The two factions mix at rallies and other events, but outside of a love of motorized “hogs,” they range from police to professionals to punks.
“Motorcyclists are a tight knit group, as are people who polka dance,” said Williamstown attorney Jerry Friedman.
“The rallies and the events are the most peaceful things I’ve ever seen. It’s a Woodstock thing,” Friedman said. “There’s more tension and aggression at an Eagles game.”
Friedman is a member of several motorcycle clubs as well as a lawyer who specialized in motorcycle-related cases.
Friedman rides for fun, but it’s also the heart of his law practice. His business cards show the classic blindfolded lady of justice holding a scale, but with one difference; she’s standing by a motorcycle.
When Friedman is riding his Harley and wearing a leather jacket, it’s impossible to tell whether he’s an attorney, or something else, something more sinister.
That’s why people shouldn’t make assumptions about riders, he said.
“I hate the word ‘biker.’ They have the same civil rights as everybody else,” Friedman said.
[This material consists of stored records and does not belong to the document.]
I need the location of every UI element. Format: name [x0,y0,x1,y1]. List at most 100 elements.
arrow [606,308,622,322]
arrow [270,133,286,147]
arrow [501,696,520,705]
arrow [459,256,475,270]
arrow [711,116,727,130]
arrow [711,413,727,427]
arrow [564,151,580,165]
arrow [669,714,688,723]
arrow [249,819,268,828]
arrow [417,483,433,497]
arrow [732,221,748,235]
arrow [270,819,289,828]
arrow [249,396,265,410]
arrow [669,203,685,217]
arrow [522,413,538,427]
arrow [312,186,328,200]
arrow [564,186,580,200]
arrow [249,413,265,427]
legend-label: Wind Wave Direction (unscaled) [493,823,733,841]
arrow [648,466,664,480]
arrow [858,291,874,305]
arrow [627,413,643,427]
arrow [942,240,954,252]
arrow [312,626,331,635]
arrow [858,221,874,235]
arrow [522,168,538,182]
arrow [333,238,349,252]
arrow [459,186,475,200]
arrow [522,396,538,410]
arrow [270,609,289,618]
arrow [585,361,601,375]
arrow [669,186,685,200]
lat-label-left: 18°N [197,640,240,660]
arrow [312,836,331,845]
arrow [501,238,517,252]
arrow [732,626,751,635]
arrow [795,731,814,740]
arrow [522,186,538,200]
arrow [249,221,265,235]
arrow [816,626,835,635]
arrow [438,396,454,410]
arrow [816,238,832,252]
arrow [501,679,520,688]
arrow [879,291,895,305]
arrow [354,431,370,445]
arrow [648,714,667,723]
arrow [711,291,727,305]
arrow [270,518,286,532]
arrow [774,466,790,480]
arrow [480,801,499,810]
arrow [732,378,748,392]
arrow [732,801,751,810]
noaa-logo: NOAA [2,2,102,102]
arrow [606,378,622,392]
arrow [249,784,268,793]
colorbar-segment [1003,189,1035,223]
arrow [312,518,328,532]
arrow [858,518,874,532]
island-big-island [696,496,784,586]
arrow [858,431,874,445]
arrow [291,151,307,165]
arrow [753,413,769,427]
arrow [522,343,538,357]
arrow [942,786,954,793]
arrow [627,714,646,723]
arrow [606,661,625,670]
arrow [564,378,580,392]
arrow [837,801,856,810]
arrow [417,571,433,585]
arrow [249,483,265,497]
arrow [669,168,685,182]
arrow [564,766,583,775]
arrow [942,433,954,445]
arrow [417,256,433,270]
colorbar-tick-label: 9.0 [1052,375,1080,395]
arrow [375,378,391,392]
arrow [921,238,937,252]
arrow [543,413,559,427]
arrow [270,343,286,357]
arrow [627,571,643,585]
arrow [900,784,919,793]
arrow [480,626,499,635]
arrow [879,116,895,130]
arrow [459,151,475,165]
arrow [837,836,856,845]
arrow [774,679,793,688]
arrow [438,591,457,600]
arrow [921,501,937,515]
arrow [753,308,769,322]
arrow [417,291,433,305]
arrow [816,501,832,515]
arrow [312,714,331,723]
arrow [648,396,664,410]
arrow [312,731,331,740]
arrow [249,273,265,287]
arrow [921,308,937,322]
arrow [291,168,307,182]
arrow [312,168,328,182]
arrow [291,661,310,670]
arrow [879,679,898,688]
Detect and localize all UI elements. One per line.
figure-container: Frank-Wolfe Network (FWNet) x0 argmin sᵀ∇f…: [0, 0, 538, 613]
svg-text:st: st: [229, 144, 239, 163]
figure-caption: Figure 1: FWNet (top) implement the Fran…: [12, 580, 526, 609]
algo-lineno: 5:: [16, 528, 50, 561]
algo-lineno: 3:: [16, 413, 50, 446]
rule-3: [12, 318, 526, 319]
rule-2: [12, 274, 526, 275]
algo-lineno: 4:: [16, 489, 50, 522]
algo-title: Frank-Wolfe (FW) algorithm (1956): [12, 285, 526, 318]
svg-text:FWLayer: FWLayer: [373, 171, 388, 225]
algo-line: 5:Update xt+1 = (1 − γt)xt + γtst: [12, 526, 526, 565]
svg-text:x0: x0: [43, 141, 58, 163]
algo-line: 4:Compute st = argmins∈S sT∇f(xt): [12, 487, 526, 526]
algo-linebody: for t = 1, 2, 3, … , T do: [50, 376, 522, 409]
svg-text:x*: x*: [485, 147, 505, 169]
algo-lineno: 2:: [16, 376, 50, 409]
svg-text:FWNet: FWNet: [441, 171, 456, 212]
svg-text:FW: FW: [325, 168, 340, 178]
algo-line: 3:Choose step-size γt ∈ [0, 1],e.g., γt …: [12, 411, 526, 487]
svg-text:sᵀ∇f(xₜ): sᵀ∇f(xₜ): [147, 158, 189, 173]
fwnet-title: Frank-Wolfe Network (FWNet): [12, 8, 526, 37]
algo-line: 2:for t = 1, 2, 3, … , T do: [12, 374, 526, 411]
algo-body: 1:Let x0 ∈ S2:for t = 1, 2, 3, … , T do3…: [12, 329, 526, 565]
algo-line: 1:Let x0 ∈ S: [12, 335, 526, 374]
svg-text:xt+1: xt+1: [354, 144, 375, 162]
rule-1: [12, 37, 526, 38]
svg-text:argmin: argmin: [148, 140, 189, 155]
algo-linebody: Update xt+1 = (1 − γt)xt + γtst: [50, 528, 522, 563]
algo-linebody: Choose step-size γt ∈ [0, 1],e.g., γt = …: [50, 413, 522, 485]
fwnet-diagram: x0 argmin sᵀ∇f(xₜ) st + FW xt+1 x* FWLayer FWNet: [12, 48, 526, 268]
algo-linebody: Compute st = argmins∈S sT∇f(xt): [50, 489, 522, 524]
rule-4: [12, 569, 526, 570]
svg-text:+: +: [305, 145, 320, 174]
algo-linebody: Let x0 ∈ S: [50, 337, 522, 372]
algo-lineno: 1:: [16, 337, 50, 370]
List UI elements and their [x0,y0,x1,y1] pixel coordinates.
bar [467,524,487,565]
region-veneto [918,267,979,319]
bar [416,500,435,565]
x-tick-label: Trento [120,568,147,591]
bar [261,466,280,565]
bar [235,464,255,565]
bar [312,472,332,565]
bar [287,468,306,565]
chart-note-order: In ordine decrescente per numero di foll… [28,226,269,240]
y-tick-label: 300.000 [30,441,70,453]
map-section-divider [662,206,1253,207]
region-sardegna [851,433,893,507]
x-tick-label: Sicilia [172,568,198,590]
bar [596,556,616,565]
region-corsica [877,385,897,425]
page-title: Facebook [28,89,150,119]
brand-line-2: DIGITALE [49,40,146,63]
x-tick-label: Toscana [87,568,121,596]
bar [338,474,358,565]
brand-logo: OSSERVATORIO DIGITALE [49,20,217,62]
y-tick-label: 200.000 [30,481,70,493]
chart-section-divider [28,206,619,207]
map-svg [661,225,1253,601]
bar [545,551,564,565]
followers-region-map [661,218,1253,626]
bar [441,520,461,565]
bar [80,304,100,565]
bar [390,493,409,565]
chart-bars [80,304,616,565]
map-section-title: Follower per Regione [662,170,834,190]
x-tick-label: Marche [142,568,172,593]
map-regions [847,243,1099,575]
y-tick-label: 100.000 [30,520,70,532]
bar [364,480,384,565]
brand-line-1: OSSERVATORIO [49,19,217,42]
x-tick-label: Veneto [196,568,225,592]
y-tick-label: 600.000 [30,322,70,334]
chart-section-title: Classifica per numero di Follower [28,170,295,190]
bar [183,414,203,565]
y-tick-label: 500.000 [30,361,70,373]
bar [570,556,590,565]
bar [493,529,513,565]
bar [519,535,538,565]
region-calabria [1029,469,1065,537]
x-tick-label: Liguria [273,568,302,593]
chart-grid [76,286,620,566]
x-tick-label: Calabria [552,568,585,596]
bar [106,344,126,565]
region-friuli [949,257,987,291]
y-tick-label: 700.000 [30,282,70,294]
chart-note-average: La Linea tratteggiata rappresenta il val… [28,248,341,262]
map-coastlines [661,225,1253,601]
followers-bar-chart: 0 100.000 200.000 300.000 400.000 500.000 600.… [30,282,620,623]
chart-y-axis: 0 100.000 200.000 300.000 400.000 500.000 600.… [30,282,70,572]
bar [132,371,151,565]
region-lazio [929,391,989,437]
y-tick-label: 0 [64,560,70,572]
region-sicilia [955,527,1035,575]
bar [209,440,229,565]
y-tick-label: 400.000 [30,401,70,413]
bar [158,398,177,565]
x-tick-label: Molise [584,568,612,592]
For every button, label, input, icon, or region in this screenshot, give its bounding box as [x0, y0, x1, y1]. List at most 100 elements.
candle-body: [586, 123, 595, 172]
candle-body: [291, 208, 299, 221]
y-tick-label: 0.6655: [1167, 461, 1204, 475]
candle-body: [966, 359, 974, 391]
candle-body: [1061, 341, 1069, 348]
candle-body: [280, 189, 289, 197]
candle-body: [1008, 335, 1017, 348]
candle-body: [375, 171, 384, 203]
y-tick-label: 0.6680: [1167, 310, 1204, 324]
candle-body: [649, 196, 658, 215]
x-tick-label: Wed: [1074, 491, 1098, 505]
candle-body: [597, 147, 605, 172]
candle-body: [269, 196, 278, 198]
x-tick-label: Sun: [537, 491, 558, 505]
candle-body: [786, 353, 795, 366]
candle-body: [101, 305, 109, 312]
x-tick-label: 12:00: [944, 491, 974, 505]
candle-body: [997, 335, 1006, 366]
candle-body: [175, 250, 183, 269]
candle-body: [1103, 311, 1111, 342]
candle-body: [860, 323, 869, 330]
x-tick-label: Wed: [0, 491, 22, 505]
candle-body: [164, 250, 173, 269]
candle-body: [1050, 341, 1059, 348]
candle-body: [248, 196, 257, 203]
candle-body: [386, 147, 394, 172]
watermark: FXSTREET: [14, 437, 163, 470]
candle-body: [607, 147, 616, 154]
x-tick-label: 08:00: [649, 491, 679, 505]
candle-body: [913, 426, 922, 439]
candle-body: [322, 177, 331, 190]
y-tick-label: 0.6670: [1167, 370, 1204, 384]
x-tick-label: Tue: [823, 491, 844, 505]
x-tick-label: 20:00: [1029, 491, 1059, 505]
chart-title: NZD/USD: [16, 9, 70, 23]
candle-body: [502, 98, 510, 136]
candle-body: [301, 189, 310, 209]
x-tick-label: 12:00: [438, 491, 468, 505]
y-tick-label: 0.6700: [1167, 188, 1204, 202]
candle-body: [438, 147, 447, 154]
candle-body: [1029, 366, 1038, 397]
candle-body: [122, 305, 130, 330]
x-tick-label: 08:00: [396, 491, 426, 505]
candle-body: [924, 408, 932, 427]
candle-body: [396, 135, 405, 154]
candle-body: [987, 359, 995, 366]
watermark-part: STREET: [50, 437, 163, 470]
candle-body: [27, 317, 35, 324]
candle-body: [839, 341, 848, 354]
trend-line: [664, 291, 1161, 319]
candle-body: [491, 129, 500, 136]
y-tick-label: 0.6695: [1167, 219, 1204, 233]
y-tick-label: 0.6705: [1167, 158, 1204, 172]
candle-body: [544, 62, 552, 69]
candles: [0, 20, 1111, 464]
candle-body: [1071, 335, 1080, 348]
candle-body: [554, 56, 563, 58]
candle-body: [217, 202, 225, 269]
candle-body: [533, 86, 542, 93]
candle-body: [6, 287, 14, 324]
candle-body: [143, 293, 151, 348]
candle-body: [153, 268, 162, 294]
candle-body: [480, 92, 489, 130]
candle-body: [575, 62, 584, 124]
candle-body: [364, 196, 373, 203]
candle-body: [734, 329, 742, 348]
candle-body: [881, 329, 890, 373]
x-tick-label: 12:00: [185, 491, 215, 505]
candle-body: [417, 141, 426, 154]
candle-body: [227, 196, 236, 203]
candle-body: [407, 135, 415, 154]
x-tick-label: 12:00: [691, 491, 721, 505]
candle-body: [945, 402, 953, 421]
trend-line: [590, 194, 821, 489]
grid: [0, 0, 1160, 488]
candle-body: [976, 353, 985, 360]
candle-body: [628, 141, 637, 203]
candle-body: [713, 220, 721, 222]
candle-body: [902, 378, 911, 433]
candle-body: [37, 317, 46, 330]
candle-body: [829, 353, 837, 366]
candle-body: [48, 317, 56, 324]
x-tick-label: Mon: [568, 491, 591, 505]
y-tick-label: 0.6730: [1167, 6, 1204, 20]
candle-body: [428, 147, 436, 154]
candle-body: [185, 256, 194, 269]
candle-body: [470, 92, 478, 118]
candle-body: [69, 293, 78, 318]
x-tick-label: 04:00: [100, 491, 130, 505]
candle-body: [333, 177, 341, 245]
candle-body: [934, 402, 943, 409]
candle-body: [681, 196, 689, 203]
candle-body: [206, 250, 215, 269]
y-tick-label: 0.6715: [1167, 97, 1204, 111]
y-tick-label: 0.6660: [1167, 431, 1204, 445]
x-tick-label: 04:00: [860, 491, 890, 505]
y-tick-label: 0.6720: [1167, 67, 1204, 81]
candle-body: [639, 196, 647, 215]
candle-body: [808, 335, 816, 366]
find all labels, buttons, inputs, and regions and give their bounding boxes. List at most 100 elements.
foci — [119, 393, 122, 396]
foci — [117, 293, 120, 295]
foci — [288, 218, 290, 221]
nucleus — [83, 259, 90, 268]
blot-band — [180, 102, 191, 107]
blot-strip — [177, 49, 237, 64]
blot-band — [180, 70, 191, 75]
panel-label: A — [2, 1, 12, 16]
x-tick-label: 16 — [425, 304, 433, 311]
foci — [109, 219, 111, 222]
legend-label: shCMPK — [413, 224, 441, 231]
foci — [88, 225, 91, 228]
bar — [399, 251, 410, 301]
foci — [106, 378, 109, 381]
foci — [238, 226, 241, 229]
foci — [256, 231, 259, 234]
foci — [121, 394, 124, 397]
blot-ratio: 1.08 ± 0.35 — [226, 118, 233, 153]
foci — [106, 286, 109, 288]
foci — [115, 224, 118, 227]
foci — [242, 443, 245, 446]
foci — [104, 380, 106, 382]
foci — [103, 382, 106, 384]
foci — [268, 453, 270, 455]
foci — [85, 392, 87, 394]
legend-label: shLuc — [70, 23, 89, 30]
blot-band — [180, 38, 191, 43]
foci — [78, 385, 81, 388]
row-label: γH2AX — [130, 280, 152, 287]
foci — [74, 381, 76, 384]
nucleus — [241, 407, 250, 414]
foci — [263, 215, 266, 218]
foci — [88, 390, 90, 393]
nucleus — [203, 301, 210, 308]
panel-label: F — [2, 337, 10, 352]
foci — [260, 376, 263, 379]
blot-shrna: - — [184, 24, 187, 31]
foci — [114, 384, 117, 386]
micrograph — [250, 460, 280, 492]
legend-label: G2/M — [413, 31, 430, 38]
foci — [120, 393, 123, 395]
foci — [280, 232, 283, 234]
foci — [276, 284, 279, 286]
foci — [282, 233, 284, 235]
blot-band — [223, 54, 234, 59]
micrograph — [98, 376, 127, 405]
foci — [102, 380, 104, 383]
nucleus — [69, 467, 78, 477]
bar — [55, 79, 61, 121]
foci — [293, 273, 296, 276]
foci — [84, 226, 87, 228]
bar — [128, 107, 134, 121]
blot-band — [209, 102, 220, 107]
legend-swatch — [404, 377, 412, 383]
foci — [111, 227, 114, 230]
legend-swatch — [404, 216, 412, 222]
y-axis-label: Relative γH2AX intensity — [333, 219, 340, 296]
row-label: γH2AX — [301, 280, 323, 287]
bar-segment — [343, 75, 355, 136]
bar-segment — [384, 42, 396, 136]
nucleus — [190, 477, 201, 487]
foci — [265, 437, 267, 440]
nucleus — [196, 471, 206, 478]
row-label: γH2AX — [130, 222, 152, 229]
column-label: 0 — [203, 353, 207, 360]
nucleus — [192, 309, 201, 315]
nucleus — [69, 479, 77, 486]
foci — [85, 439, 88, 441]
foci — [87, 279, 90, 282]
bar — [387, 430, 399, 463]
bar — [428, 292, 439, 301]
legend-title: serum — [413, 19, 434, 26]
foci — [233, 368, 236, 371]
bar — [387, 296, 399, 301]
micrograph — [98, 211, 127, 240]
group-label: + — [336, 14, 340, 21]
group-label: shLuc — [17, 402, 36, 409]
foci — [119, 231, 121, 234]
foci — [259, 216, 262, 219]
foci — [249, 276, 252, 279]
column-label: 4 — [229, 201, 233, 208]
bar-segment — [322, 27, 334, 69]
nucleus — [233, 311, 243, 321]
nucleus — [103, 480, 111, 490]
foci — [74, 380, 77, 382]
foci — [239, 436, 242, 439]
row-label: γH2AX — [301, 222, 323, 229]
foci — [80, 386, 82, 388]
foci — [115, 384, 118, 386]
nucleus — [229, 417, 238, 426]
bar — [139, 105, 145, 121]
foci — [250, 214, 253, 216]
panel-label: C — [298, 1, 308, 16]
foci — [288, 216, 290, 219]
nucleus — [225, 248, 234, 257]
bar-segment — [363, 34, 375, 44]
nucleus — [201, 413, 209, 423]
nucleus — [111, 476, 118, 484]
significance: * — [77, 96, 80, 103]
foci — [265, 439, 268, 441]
“I’ve been riding since high school. I’ve never been stopped by a police officer while on a motorcycle. I have been witness to situations when police stopped people,” Friedman said. “I’m aware of other people who’ve been hassled and for no reason.”
Franklin Township Police Chief James Barnum said police officers know better than to stop someone just because they are on a motorcycle.
“The stop has to be made with probable cause and that’s the extent of it,” Barnum said.
Even if a biker is wearing a gang insignia, you better have a reason before you pull them over, police are taught.
“That you should stop them, that flies in the face of what we are taught,” Barnum said. “You cannot stop somebody because you have a gut feeling. You need to articulate probable cause for a stop.”
Still, some bars and clubs won’t let guys in if they are wearing leather club jackets, Friedman said.
“That happens all the time. The whole thing is silly and it is probably a violation of their civil rights. It may one day come to a lawsuit,” Friedman said.